When speaking of other people, you often do not have good context on what they have or haven't tried. They have enormous context that you don't, often context that would be difficult or possible for you to understand from the outside even if you did have it. And to confidently judge that they just don't care without that context, without any awareness of what they have or haven't done, assumes way too much.

For me, doing advanced mathematics is easier than not feeling self-conscious when I talk to a grocery store clerk. Founding a company is easier than reliably keeping the clutter off of my desk. Walking many miles is easier than doing a push-up. I could explain to you why these things make sense within my particular context, but it would take many, many pages of trying to tell you who I am to do that. If you were to judge that I don't care about not being socially awkward, or that I don't care about having a clean room, you would be wrong - those things are just harder for me than they are for for the average person, and I choose (implicitly or explicitly) to put my efforts elsewhere.

I don't think that recognizing that is accepting mediocrity. I believe in excellence a great deal! But I think that if you want to seek excellence, you have to do it in ways that recognize what you are. Most of the time, you have to work with what you are and figure out ways to make that work. Once in a great while, something about what you are is so fundamentally at odds with what you want that you have to, at tremendous effort, change yourself. But the latter isn't something you can do every day or in every way.

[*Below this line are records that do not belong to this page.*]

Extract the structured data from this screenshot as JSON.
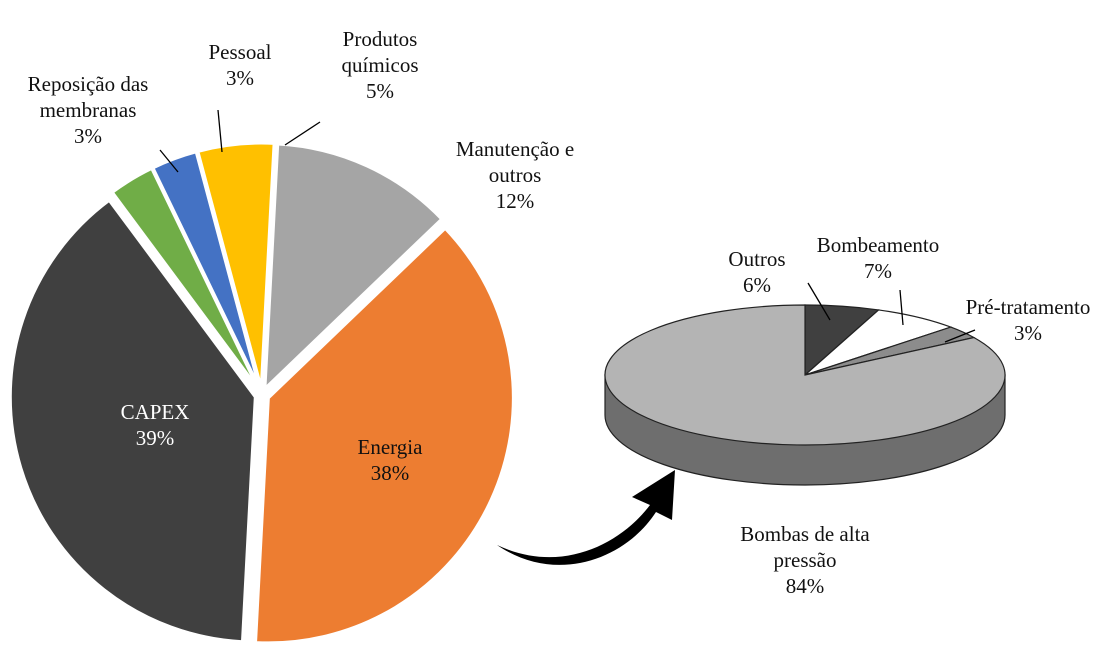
{
  "chart_data": [
    {
      "type": "pie",
      "categories": [
        "Manutenção e outros",
        "Energia",
        "CAPEX",
        "Reposição das membranas",
        "Pessoal",
        "Produtos químicos"
      ],
      "values": [
        12,
        38,
        39,
        3,
        3,
        5
      ],
      "value_labels": [
        "12%",
        "38%",
        "39%",
        "3%",
        "3%",
        "5%"
      ],
      "colors": [
        "#a5a5a5",
        "#ed7d31",
        "#404040",
        "#70ad47",
        "#4472c4",
        "#ffc000"
      ]
    },
    {
      "type": "pie3d",
      "categories": [
        "Outros",
        "Bombeamento",
        "Pré-tratamento",
        "Bombas de alta pressão"
      ],
      "values": [
        6,
        7,
        3,
        84
      ],
      "value_labels": [
        "6%",
        "7%",
        "3%",
        "84%"
      ],
      "colors": [
        "#404040",
        "#ffffff",
        "#8c8c8c",
        "#b4b4b4"
      ]
    }
  ]
}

"I've tried, so it's forever impossible" isn't the position I'm arguing for. The position I'm arguing for is: "I've tried, and it was very difficult, maybe more difficult for me than it is for you. I'm a human being whose resources and motivation (and judgment!) are finite, so I had to make a choice between working on this very hard thing and working on something else or taking some time to recuperate, and this time I decided some other option was better."